ABSTRACT
Life cycle assessment (LCA) is the assessment of environmental impacts of a product, process or service across its entire life cycle. This assessment is done based on a particular function of the product or process (for example: the function of drying hands for a hand dryer or providing cleaning service for a cleaning company). A product’s life cycle can include the extraction of raw materials, energy acquisition, its production and manufacturing, use, reuse, recycling and ultimate disposal. All these stages in a product’s life cycle result in the generation of wastes, emissions, and the consumption of resources. These environmental exchanges contribute to impacts such as, climate change, stratospheric ozone depletion, photooxidant formation (smog), eutrophication, acidification, toxicological stress on human health and ecosystems, depletion of resources, and noise pollution among others. LCA allows us to see where a product or service can be improved or manufacturing of new better products. Life cycle impact asssesment is the third phase of LCA in which the flow of materials associated with the product (or process) is translated into consumptions of resources and potential impacts to the environment. The purpose of the impact assessment phase is thus to interpret the life cycle emissions and resource consumption inventory in terms of indicators and to evaluate the impact on the entities that we want to protect.
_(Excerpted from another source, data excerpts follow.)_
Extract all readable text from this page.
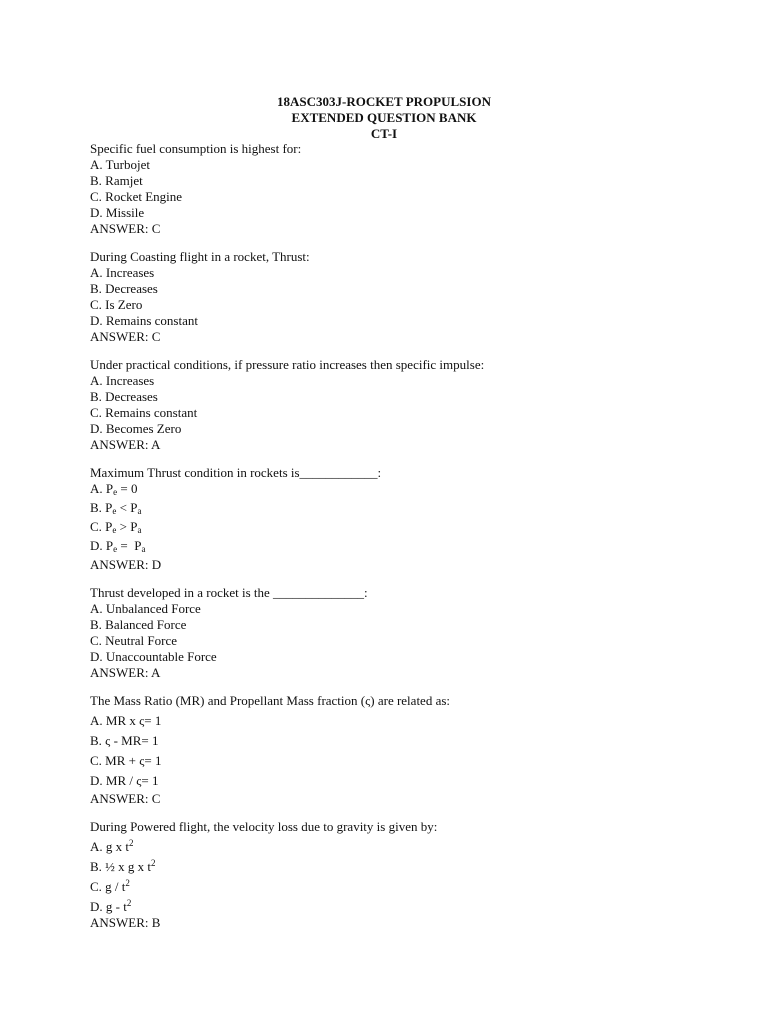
18ASC303J-ROCKET PROPULSION
EXTENDED QUESTION BANK
CT-I
Specific fuel consumption is highest for:
A. Turbojet
B. Ramjet
C. Rocket Engine
D. Missile
ANSWER: C
During Coasting flight in a rocket, Thrust:
A. Increases
B. Decreases
C. Is Zero
D. Remains constant
ANSWER: C
Under practical conditions, if pressure ratio increases then specific impulse:
A. Increases
B. Decreases
C. Remains constant
D. Becomes Zero
ANSWER: A
Maximum Thrust condition in rockets is____________:
A. $P_e = 0$
B. $P_e < P_a$
C. $P_e > P_a$
D. $P_e = P_a$
ANSWER: D
Thrust developed in a rocket is the ______________:
A. Unbalanced Force
B. Balanced Force
C. Neutral Force
D. Unaccountable Force
ANSWER: A
The Mass Ratio (MR) and Propellant Mass fraction (ς) are related as:
A. MR x ς= 1
B. ς - MR= 1
C. MR + ς= 1
D. MR / ς= 1
ANSWER: C
During Powered flight, the velocity loss due to gravity is given by:
A. g x $t^2$
B. ½ x g x $t^2$
C. g / $t^2$
D. g - $t^2$
ANSWER: B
USEtox is a consensual life cycle impact assessment (LCIA) model developed within the UNEP-SETAC Life Cycle Initiative. The development of this model was an attempt to reduce the variability of different results obtained from using different LCA models. The model allows us to calculate CFs (ie the quantity of environmental impact per quantity of substance emitted) for human toxicity and ecotoxicity which is a product of Effect Factor (EF) and Fate factor (FF). Metal ecotoxicity is considered as poorly modeled by USEtox as the metal speciation is not included within the calculation framework.

During the Clearwater consensus, the need to account for metal speciation has been identified as one of the key priority by a group of experts to improve the ecotoxicological impact assessment of metals in LCA. The bioavailability factor (BF) is included within the definition of CF (CF=BF.EF.FF) which is the ratio of the true solution metal concentration over total metal concentration. To be consistent with the inclusion of bioavailability factor in the CF, it was also recommended to include speciation while calculation the Effect Factor (EF).